Ausbildung

Handwerk in Not: 1900 Lehrlinge fehlen

von Redaktion

Von Sarah Brenner und Severin Heidrich

München – Die Auftragsbücher sind voll, das Handwerk boomt. Trotzdem fehlt es an einer wichtigen Ressource: den Auszubildenden. Noch nie war die Zahl der unbesetzten Lehrstellen so hoch wie heuer. Wie die Industrie- und Handelskammer München und Oberbayern (IHK) am Freitag bekannt gegeben hat, stehen den rund 4600 unbesetzten Ausbildungsplätzen derzeit etwa 2700 unversorgte Schulabgänger gegenüber. Das ergibt eine Lücke von 1900 Bewerbern. Im Vorjahr waren es 1425 und damit rund ein Drittel weniger.

„Das Handwerk ist die Basis unserer Gesellschaft“, sagt Metzgermeister Andreas Gaßner (50), „das fängt bei A wie Abwasser an und reicht bis Z wie Zimmermann. Wenn das alles auf einmal wegfällt, schaut unsere Zukunft ganz schön düster aus.“ Gaßner kennt das Problem seit Jahren: „Ich habe das Gefühl, dass ein Ausbildungsberuf immer weniger wert ist“, sagt er. In Wahrheit sei jedoch das Gegenteil der Fall. Denn: „Wer in Deutschland ein Handwerk erlernt, dem steht die ganze Berufswelt offen.“

Innenarchitektin Monika Neukamp-Pauli sucht für ihren Betrieb seit März einen Maler-Azubi. Erst jetzt hat sie einen passenden Bewerber gefunden: „Er unterschreibt am Montag“, sagt sie. „Wir wollen Leute finden, die Lust auf den Job haben. Doch das ist mittlerweile wahnsinnig schwer.“

Eberhard Sasse, Präsident der IHK, fordert die Bildungspolitik deswegen auf, energischer auf die Gleichwertigkeit von akademischer und beruflicher Bildung einzutreten. „Wir brauchen ein grundlegendes gesellschaftliches Umdenken“, sagt Sasse, „dazu gehört, dass auch die Berufsschulen eine bessere Ausstattung bekommen.“ Außerdem müssten Ausbildungsformate wie das duale Studium bekannter werden.
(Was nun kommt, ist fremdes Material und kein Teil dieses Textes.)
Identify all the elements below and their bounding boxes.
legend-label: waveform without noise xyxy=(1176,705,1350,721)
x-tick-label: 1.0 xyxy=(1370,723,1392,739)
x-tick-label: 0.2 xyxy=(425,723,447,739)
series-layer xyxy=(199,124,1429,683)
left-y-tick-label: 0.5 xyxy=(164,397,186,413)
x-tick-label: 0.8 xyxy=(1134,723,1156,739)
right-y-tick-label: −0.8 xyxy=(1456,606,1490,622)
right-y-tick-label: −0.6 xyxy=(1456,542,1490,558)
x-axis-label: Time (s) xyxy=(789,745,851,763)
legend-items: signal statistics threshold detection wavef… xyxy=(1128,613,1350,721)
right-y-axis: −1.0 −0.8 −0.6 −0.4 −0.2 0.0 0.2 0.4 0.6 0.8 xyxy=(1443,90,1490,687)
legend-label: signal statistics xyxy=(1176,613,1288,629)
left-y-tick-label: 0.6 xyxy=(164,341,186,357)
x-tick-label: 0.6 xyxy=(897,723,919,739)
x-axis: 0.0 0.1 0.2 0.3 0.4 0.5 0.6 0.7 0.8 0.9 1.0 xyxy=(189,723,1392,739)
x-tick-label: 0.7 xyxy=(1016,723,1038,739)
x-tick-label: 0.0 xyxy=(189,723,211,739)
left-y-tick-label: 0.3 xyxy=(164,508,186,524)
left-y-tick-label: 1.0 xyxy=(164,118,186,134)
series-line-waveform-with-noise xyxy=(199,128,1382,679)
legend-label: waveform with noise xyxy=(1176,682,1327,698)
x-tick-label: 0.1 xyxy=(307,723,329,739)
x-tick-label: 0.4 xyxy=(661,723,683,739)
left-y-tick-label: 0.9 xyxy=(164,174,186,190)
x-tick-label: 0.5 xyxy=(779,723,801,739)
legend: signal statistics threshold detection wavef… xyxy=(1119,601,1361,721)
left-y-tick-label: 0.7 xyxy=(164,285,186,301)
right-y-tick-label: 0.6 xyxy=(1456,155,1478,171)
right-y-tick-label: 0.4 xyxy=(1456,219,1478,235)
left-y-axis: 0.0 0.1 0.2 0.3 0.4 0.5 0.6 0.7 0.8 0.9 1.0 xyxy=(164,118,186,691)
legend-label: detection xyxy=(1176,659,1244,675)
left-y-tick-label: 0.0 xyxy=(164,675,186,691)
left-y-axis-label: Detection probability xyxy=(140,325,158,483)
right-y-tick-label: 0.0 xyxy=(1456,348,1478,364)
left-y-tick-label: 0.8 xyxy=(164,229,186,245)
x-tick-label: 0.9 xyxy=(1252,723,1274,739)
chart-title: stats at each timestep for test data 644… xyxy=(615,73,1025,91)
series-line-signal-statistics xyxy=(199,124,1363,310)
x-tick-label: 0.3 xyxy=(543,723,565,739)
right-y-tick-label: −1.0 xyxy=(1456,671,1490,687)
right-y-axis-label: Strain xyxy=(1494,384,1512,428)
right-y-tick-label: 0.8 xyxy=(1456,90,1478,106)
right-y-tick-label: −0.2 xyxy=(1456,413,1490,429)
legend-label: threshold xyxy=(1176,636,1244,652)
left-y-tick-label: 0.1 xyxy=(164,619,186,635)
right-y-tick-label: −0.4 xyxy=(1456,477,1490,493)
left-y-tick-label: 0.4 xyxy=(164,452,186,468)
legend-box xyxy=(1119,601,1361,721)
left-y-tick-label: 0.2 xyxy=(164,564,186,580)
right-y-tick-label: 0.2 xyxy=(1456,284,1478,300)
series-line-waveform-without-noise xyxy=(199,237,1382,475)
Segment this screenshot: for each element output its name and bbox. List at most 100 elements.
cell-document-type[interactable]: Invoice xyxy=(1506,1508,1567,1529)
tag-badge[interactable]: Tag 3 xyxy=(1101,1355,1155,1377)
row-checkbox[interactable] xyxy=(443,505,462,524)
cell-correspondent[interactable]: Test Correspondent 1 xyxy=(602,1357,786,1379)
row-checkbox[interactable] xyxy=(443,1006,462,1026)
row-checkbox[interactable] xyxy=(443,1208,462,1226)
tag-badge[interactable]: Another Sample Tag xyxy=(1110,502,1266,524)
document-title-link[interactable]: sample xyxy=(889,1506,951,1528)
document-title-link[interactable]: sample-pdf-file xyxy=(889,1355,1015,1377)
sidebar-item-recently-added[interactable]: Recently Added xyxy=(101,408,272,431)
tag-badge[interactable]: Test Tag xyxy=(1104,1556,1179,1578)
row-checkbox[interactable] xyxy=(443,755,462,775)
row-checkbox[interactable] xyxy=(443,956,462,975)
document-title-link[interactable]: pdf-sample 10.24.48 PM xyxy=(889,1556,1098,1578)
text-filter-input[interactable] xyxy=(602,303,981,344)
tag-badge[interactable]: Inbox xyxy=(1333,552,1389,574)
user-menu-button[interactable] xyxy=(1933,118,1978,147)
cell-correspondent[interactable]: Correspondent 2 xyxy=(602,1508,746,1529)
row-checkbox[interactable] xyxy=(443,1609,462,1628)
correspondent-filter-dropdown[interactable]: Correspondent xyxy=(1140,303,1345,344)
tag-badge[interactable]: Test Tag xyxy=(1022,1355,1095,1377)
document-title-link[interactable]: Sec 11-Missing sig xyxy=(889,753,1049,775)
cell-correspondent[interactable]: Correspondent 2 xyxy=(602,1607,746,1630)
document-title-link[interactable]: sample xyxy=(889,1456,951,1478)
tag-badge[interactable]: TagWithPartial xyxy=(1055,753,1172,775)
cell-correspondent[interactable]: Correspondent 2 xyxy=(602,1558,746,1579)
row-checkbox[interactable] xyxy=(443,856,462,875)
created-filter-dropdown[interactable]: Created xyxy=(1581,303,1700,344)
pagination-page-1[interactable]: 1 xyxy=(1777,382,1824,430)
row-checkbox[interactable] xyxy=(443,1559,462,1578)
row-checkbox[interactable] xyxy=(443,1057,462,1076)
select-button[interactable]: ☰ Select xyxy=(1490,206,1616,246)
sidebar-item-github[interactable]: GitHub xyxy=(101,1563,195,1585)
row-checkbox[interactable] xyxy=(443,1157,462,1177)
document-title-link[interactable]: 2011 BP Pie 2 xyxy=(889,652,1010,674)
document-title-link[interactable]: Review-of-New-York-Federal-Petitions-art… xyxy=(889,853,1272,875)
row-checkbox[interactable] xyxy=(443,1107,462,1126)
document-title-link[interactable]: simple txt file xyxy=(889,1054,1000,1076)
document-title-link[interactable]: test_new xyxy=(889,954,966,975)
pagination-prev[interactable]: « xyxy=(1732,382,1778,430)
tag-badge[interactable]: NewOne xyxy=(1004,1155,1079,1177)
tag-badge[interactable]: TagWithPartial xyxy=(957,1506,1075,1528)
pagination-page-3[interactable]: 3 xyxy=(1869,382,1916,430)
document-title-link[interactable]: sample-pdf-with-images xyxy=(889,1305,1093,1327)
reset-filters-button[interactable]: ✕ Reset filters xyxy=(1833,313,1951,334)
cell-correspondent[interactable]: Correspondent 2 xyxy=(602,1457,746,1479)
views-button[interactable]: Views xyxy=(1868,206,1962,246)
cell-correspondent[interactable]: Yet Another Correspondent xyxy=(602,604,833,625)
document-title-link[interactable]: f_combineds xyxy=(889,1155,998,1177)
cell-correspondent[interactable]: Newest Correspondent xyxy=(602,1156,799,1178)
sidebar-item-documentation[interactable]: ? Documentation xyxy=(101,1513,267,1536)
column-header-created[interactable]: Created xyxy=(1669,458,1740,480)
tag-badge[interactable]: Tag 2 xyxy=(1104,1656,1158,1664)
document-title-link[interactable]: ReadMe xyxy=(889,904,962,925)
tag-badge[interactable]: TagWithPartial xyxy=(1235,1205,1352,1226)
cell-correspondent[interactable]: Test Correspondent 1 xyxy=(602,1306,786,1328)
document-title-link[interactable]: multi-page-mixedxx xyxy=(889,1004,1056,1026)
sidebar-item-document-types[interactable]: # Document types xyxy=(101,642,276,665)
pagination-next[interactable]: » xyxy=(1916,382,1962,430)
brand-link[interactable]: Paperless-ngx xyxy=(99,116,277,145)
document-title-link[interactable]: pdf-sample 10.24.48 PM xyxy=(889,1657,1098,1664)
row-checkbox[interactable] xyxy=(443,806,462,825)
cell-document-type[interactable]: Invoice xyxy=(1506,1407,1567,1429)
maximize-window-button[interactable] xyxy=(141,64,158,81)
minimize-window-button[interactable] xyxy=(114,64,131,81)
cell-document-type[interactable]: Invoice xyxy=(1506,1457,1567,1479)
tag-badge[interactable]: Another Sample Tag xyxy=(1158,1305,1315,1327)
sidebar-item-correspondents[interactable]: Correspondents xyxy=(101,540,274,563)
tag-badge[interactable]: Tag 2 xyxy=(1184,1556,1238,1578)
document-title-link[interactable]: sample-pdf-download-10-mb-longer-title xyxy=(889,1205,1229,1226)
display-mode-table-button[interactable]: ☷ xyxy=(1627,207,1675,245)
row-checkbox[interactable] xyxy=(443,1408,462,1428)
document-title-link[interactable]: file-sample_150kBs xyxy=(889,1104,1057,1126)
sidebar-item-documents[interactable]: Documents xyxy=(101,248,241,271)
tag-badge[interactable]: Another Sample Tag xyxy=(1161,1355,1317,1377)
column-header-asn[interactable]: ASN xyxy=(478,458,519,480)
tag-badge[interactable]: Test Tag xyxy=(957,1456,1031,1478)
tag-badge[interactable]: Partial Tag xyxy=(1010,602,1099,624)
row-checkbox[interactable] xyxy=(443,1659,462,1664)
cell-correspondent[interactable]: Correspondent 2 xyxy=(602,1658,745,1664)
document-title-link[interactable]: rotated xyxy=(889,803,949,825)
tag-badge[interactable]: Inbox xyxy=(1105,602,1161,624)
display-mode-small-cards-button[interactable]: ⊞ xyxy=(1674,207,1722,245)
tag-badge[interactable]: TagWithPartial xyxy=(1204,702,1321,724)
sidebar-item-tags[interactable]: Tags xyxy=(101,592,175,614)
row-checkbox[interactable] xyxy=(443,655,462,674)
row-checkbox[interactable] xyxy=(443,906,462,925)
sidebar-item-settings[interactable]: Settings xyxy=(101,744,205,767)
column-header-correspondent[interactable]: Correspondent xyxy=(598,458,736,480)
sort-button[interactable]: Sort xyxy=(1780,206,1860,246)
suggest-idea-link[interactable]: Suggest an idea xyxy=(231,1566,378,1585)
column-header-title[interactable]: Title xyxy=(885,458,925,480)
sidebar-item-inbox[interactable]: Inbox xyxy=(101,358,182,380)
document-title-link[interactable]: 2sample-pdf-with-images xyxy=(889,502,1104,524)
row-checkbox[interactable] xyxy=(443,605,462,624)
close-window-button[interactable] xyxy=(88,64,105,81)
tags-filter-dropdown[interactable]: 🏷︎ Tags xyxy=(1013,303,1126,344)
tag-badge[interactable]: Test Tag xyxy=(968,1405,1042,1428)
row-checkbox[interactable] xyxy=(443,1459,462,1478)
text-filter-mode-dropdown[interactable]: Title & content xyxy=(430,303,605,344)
Nach Angaben der IHK war neben dem Einzelhandel früher vor allem das Gastronomie-Gewerbe vom Azubimangel betroffen. Mittlerweile täten sich praktisch alle Branchen schwer, ausreichend Bewerber zu finden. Besonders stark spürbar sei der Azubimangel nach wie vor im Einzelhandel sowie bei Wirtschaftsinformatik und Büromanagement.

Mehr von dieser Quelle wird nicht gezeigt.